01 -
Combine eggs, milk, sugar, flour, salt, and melted butter in a blender. Mix until smooth, using a spatula to scrape down the sides if needed. Let the batter rest for at least one hour at room temperature, or refrigerate overnight (if refrigerated, bring to room temperature and whisk again before using).
02 -
Heat a non-stick frying pan over medium-low heat. Lightly brush with melted butter or oil. Pour approximately ¼ cup of batter into the pan, tilting to coat the bottom evenly. Cook for about 2 minutes until lightly golden, then flip and cook for 30 seconds more. Transfer to a large plate and repeat with remaining batter.
03 -
Whip the cream in a large bowl until soft peaks form. Sift together the icing sugar and cocoa powder, then fold into the whipped cream until fully incorporated. Refrigerate until ready to use.
04 -
Place the finely chopped chocolate in a heatproof bowl. Heat cream until hot but not boiling, then pour in a steady stream over the chocolate.
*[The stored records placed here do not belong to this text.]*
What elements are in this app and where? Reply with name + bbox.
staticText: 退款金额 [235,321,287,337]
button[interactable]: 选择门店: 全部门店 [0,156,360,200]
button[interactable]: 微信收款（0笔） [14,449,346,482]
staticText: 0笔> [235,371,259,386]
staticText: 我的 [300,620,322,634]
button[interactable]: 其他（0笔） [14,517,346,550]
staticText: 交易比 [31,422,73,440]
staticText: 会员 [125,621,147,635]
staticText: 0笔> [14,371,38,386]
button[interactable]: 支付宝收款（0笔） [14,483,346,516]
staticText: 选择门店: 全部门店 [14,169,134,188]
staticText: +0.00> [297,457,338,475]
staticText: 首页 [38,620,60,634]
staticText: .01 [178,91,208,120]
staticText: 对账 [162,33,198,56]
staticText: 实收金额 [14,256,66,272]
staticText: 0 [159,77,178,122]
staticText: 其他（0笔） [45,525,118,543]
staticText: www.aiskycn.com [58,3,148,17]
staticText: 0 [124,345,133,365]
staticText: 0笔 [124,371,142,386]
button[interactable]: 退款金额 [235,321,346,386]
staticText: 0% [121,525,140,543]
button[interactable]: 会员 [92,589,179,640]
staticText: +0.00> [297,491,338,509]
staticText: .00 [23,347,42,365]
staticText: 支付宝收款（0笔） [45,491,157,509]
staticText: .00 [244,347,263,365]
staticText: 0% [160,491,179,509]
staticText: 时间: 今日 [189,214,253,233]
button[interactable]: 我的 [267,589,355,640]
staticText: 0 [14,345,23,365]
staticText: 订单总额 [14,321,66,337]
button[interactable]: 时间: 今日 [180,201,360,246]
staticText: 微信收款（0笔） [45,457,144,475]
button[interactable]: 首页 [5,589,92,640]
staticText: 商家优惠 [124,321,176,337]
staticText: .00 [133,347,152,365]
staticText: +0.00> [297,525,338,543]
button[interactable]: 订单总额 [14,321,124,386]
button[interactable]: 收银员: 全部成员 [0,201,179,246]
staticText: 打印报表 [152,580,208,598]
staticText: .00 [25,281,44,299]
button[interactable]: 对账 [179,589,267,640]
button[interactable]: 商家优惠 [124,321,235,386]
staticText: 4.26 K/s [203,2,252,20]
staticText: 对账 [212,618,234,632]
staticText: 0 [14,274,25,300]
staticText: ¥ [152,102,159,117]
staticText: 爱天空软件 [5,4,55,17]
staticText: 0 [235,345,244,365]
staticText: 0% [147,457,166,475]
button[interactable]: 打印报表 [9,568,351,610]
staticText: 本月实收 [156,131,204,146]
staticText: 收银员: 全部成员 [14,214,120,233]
Let stand for 2 minutes, then stir gently until smooth and glossy. Allow to cool slightly until thickened but still pourable.
05 -
Spread a thin layer of chocolate cream on a cake board or serving plate. Place the first crepe on top and cover with a thin, even layer of chocolate cream, spreading to the edges. Add a second crepe, gently pressing down. Repeat layering crepes and cream, leaving the top crepe uncovered.
06 -
Refrigerate the cake for at least one hour to firm up. Remove from the fridge and pour the ganache over the top, allowing it to drip down the sides. Return to the refrigerator until the ganache sets before serving.